Nigel Owens, arbitre international de rugby à XV, Gallois, et garant de l'accord entre Apollon et Dionysos
Je voudrais revenir sur le match qui a eu lieu la semaine dernière, samedi 24 février à Édimbourg et qui a opposé l’Écosse à l'Angleterre lors de la 3ème journée du Tournoi des Six Nations 2018.
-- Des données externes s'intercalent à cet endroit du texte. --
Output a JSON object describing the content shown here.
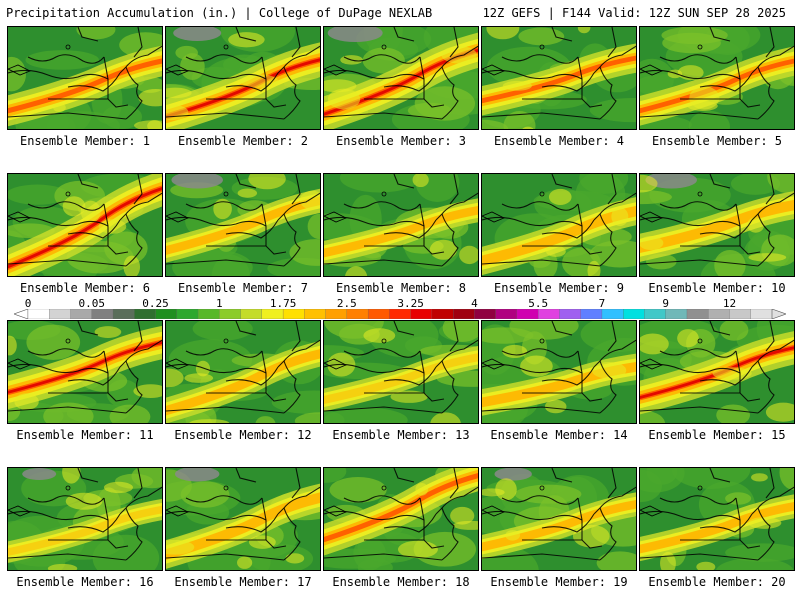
{
  "header": {
    "title": "Precipitation Accumulation (in.) | College of DuPage NEXLAB",
    "valid": "12Z GEFS | F144 Valid: 12Z SUN SEP 28 2025"
  },
  "members": [
    {
      "label": "Ensemble Member: 1",
      "intensity": 0.85,
      "band_center": 0.62,
      "band_tilt": 0.35,
      "gray_nw": 0.0
    },
    {
      "label": "Ensemble Member: 2",
      "intensity": 1.0,
      "band_center": 0.65,
      "band_tilt": 0.4,
      "gray_nw": 0.4
    },
    {
      "label": "Ensemble Member: 3",
      "intensity": 1.0,
      "band_center": 0.6,
      "band_tilt": 0.45,
      "gray_nw": 0.5
    },
    {
      "label": "Ensemble Member: 4",
      "intensity": 0.8,
      "band_center": 0.55,
      "band_tilt": 0.3,
      "gray_nw": 0.0
    },
    {
      "label": "Ensemble Member: 5",
      "intensity": 0.8,
      "band_center": 0.62,
      "band_tilt": 0.35,
      "gray_nw": 0.0
    },
    {
      "label": "Ensemble Member: 6",
      "intensity": 1.0,
      "band_center": 0.6,
      "band_tilt": 0.55,
      "gray_nw": 0.0
    },
    {
      "label": "Ensemble Member: 7",
      "intensity": 0.6,
      "band_center": 0.55,
      "band_tilt": 0.35,
      "gray_nw": 0.45
    },
    {
      "label": "Ensemble Member: 8",
      "intensity": 0.6,
      "band_center": 0.6,
      "band_tilt": 0.3,
      "gray_nw": 0.0
    },
    {
      "label": "Ensemble Member: 9",
      "intensity": 0.75,
      "band_center": 0.65,
      "band_tilt": 0.35,
      "gray_nw": 0.0
    },
    {
      "label": "Ensemble Member: 10",
      "intensity": 0.75,
      "band_center": 0.55,
      "band_tilt": 0.3,
      "gray_nw": 0.45
    },
    {
      "label": "Ensemble Member: 11",
      "intensity": 0.95,
      "band_center": 0.5,
      "band_tilt": 0.35,
      "gray_nw": 0.0
    },
    {
      "label": "Ensemble Member: 12",
      "intensity": 0.65,
      "band_center": 0.65,
      "band_tilt": 0.4,
      "gray_nw": 0.0
    },
    {
      "label": "Ensemble Member: 13",
      "intensity": 0.55,
      "band_center": 0.6,
      "band_tilt": 0.3,
      "gray_nw": 0.0
    },
    {
      "label": "Ensemble Member: 14",
      "intensity": 0.7,
      "band_center": 0.65,
      "band_tilt": 0.25,
      "gray_nw": 0.0
    },
    {
      "label": "Ensemble Member: 15",
      "intensity": 0.95,
      "band_center": 0.55,
      "band_tilt": 0.35,
      "gray_nw": 0.0
    },
    {
      "label": "Ensemble Member: 16",
      "intensity": 0.5,
      "band_center": 0.65,
      "band_tilt": 0.3,
      "gray_nw": 0.2
    },
    {
      "label": "Ensemble Member: 17",
      "intensity": 0.75,
      "band_center": 0.62,
      "band_tilt": 0.4,
      "gray_nw": 0.35
    },
    {
      "label": "Ensemble Member: 18",
      "intensity": 0.85,
      "band_center": 0.45,
      "band_tilt": 0.45,
      "gray_nw": 0.0
    },
    {
      "label": "Ensemble Member: 19",
      "intensity": 0.6,
      "band_center": 0.6,
      "band_tilt": 0.3,
      "gray_nw": 0.25
    },
    {
      "label": "Ensemble Member: 20",
      "intensity": 0.6,
      "band_center": 0.62,
      "band_tilt": 0.3,
      "gray_nw": 0.0
    }
  ],
  "colorbar": {
    "labels": [
      "0",
      "0.05",
      "0.25",
      "1",
      "1.75",
      "2.5",
      "3.25",
      "4",
      "5.5",
      "7",
      "9",
      "12"
    ],
    "colors": [
      "#ffffff",
      "#d3d3d3",
      "#a9a9a9",
      "#808080",
      "#5a6e5a",
      "#2f6f2f",
      "#1f8f1f",
      "#2ea82e",
      "#58b828",
      "#8ccc2a",
      "#c4dc2a",
      "#f0f020",
      "#ffe000",
      "#ffc000",
      "#ffa000",
      "#ff8000",
      "#ff5a00",
      "#ff2a00",
      "#e80000",
      "#c00000",
      "#a00010",
      "#900040",
      "#b00080",
      "#d000b0",
      "#e040e0",
      "#a060f0",
      "#6080ff",
      "#30c0ff",
      "#00e0e0",
      "#40c8c8",
      "#70b8b8",
      "#909090",
      "#b0b0b0",
      "#c8c8c8",
      "#e0e0e0"
    ]
  }
}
Mon intérêt pour ce match vient, d'abord et bien entendu, du fait qu'il s'agit, à l'heure qu'il est, de la plus belle partie de la saison. Avoir constaté combien les Anglais furent dominés dans les phases de ruck comme dans le rythme des attaques et des contre-attaques par l'organisation des Écossais représente une chose étonnante compte-tenu de la suprématie depuis 3 ans des joueurs en blanc sur le circuit international européen ; revoir les essais écossais provoque un plaisir tout en nuances : ainsi qu'on le voit dans ce résumé, la "fureur réglée" du XV du Chardon constitue le ressort d'un jeu très équilibré. Le n°13 écossais réalise trois exploits magnifiques, dont deux essais personnels, à chaque fois sur des services de balle au large ou au près qui sont remarquables. J'ai visionné ces actions au moins trois fois, et à chaque occasion mon corps a ressenti la sensation de l'espace ouvert par les courses de ce joueur - magnifiques moments de rugby :
https://www.youtube.com/watch?v=_8AYtT2gIBw
Mais c'est un autre détail que je voudrais mettre en exergue dans ce post, qui se trouve sur cette vidéo à 5 mn 18 s. On joue la 66ème minute de la partie, lorsque l'arbitre Nigel Owens arrête le match sur un déboulé des avants écossais car il a détecté un incident de jeu lors d'un contact entre les joueurs. Il siffle faute contre le jeune troisième ligne remplaçant Sam Underhill (qui présente certes un visage poupon, mais qui affiche 110 kg de muscles, ainsi que nous l'enseigne sa fiche de joueur) car ce dernier vient de porter un méchant coup d'épaule contre l'avant écossais qui chargeait. Ensuite l'arbitre appelle puis expulse temporairement l'agresseur. Enfin l'ouvreur écossais - magnifique Finn Russell ! - exécute une seconde fois la sanction, si j'ose écrire, en passant la pénalité.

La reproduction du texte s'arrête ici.